What were you like when you arrived at Columbia?

Lined up with other freshmen in our mandatory blue beanies, waiting to register, I was overjoyed. I felt very fortunate to have received financial aid from Columbia and New York State, because my parents could not afford the expense. I was proud of my success as a high school student, and unaware of what it would be like to be among many other successful high school students. I also had a strong competitive aspect to my personality and I directed it immediately toward the idea of becoming the editor-in-chief of Spectator (which I did).

I arrived on campus, however, with significant inner turmoil around my sexuality. In high school, I had some homosexual experiences, and clearly my desire for more was powerful, but the overwhelming need to hide it was clear to me. This was an era when the words “gay” and “homosexual” were rarely heard and never seen in the media. The psychiatric establishment pronounced that we were mentally ill, and the government agreed. Our sex acts were serious crimes. I felt I needed to date girls, present myself as masculine as possible and try to avoid the shame and opprobrium of being gay. That was a heavy burden for a 17-year-old boy who also wanted to be a good student and become a campus leader. And yet I ended up having a wonderful experience.

What do you remember about your first-year living situation?

My roommates in Livingston Hall were John Modell ’62, GSAS’69 and Peter Berman GSAPP’69; both were affable and easy to live with. Early on, I asked Barnard student named Annabelle out on a date and when she turned me down, I decided that a “normal” boy would get drunk to drown his sorrows. I had never consumed alcohol but I knew there was a drink called Seven and Seven, so I bought some Seagram’s Seven whisky, 7 Up soda and pretzels, got drunk and threw up in our dorm room. Peter and John cleaned up and were very kind to me. I’ve heard that today’s college students want all kinds of amenities — one that we had was Irish cleaning ladies.
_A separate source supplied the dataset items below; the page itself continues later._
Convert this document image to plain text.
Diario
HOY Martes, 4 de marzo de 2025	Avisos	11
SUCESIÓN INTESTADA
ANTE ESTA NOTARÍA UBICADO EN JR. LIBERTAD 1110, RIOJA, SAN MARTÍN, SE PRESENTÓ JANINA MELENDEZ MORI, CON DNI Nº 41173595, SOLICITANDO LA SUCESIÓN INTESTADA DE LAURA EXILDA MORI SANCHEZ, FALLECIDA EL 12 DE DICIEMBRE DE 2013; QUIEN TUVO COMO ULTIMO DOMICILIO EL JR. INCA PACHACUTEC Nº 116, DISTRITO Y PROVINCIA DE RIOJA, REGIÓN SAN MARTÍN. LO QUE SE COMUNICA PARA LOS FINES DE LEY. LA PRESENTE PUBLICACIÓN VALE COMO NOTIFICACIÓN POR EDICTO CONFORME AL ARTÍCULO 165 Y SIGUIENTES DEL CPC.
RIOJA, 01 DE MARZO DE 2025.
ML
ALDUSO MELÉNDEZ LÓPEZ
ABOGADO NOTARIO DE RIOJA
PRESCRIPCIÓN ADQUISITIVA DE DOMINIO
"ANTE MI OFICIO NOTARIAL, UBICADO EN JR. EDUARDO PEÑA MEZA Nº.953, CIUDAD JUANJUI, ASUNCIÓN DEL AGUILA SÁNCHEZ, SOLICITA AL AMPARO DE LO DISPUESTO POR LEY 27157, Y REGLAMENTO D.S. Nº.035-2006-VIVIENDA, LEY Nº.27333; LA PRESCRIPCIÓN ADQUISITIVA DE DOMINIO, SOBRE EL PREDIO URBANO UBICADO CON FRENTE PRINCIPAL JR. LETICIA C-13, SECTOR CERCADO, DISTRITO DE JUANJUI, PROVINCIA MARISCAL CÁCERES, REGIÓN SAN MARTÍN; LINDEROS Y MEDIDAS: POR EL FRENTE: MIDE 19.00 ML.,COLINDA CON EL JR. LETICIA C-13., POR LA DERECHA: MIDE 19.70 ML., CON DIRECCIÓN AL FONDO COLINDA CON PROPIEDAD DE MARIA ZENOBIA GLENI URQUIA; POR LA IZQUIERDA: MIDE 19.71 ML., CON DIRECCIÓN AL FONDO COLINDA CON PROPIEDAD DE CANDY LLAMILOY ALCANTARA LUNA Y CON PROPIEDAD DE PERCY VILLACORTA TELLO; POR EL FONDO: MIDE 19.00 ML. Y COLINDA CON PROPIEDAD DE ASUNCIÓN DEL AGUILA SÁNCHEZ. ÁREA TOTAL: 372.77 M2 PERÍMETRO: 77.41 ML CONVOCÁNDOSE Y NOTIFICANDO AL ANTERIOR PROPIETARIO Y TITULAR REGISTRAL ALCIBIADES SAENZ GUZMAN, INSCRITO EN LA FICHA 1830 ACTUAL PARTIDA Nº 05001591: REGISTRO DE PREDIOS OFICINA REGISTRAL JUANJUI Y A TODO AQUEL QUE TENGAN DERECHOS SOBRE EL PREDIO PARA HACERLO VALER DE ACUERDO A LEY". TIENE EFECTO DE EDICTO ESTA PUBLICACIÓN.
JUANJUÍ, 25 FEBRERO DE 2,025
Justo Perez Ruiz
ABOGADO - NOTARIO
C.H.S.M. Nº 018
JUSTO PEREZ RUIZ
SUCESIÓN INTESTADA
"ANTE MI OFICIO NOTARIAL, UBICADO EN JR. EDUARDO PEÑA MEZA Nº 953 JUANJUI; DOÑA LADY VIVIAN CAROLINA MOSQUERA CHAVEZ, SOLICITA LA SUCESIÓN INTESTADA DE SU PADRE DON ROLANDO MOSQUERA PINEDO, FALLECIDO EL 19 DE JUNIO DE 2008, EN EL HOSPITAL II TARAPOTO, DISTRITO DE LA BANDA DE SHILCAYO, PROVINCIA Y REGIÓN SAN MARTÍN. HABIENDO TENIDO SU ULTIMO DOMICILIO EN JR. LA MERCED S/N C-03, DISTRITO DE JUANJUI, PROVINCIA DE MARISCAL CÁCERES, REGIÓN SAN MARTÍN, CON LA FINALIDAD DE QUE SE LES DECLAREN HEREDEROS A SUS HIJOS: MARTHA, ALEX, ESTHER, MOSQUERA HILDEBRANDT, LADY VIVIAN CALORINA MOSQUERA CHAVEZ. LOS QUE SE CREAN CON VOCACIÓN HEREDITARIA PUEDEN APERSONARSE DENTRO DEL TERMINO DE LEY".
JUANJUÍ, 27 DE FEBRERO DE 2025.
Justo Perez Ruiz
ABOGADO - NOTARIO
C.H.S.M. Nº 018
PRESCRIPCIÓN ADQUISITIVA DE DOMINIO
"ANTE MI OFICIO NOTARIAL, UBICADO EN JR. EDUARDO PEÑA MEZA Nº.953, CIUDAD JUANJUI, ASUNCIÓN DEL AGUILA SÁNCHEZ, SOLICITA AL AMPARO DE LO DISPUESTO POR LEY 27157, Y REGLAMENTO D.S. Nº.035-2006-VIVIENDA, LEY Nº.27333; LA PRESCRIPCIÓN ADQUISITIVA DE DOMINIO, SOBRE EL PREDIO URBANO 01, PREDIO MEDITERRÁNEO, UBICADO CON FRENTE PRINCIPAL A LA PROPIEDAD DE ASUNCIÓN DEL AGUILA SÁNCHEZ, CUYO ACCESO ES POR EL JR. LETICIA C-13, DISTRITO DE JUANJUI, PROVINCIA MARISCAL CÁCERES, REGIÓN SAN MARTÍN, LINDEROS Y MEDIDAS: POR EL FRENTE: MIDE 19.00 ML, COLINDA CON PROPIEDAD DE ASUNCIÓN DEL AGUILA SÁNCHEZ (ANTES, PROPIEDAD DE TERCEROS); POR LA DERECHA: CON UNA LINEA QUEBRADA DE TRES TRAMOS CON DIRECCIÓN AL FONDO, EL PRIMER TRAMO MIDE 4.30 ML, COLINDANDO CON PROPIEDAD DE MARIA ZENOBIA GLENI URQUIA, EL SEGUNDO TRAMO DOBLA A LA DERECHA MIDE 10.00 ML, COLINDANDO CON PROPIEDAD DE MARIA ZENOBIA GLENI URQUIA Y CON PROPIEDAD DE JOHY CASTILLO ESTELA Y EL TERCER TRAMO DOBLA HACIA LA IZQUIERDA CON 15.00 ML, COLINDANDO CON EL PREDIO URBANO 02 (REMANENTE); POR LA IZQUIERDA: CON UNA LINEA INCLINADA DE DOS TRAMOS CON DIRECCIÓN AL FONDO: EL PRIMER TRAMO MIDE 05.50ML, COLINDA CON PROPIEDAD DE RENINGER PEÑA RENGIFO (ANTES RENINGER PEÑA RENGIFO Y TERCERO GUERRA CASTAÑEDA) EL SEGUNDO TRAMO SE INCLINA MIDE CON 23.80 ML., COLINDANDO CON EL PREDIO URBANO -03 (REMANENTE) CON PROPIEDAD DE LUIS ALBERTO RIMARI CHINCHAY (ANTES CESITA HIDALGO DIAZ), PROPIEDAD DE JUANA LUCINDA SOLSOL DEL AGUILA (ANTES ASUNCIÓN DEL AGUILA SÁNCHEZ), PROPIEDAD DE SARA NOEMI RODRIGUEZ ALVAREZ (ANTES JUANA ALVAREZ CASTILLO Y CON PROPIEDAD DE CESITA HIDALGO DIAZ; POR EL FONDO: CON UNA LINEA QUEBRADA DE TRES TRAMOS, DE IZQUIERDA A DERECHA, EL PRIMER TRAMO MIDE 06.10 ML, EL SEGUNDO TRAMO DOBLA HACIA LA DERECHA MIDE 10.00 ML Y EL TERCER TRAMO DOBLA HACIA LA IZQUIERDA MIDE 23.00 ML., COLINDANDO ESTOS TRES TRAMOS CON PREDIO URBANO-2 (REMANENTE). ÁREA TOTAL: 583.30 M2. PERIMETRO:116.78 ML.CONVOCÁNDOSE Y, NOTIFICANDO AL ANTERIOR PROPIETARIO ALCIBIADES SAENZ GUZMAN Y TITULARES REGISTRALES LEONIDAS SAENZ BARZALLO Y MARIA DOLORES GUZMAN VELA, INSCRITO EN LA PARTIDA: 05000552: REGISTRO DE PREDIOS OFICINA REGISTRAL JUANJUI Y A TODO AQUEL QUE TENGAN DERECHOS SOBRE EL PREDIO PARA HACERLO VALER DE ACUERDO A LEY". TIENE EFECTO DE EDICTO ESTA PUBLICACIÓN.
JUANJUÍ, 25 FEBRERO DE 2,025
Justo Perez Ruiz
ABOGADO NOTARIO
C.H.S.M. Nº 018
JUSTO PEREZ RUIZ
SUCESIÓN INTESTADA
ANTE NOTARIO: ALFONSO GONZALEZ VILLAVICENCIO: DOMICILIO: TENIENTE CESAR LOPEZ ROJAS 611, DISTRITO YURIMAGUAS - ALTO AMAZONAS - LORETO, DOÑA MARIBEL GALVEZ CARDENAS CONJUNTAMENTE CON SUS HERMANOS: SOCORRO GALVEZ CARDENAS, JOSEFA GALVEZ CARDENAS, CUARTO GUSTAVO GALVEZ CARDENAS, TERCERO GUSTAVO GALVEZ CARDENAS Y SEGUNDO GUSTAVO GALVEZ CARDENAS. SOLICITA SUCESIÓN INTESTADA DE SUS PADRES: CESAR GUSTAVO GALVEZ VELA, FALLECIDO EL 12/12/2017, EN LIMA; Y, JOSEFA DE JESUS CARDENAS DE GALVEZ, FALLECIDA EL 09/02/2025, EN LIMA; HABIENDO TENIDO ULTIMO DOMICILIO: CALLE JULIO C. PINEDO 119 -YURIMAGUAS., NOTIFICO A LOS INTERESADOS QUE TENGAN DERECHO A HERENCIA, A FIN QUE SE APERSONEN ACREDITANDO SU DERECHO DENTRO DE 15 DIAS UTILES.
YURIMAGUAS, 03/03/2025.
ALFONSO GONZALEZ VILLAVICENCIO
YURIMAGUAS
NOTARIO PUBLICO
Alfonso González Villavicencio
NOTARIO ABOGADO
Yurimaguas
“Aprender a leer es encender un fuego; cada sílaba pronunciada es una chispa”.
I don’t remember ever complaining about any aspect of our dorm life.

What class do you most remember and why?

Professor James P. Shenton ’49, GSAS’54’s American history class was my favorite and most memorable one, and I’m certainly not alone in feeling that way. His lectures were always interesting, thought-provoking and exceptionally entertaining. Without thinking about it at the time, I am convinced he genuinely loved his students and knew he had a calling to be a teacher. When he died, I made a point of making a special trip from Massachusetts to New York City to attend his memorial in St. Paul’s Chapel, and I was moved by the experience of grieving along with many alumni.

Did you have a favorite spot on campus, and what did you like about it?

The Sundial was special because it was a regular place for the exercise of free speech and a gathering place for students who came from left-wing families. Students who wanted to speak out against the remnants of McCarthyism and the Cold War, racism in the South and especially, the testing of nuclear bombs, gathered there to form a kind of activist community. We also sang folk songs together — informal hootenannies that were so much fun.

What, if anything, about your College experience would you do over?

Instead of having a repressed affair with a handsome, brilliant roommate, as I did, I would ask him to marry me, and perhaps he’d say “yes.” But that’s like Christopher Columbus saying if he could do it over, he’d take a jet plane across the Atlantic.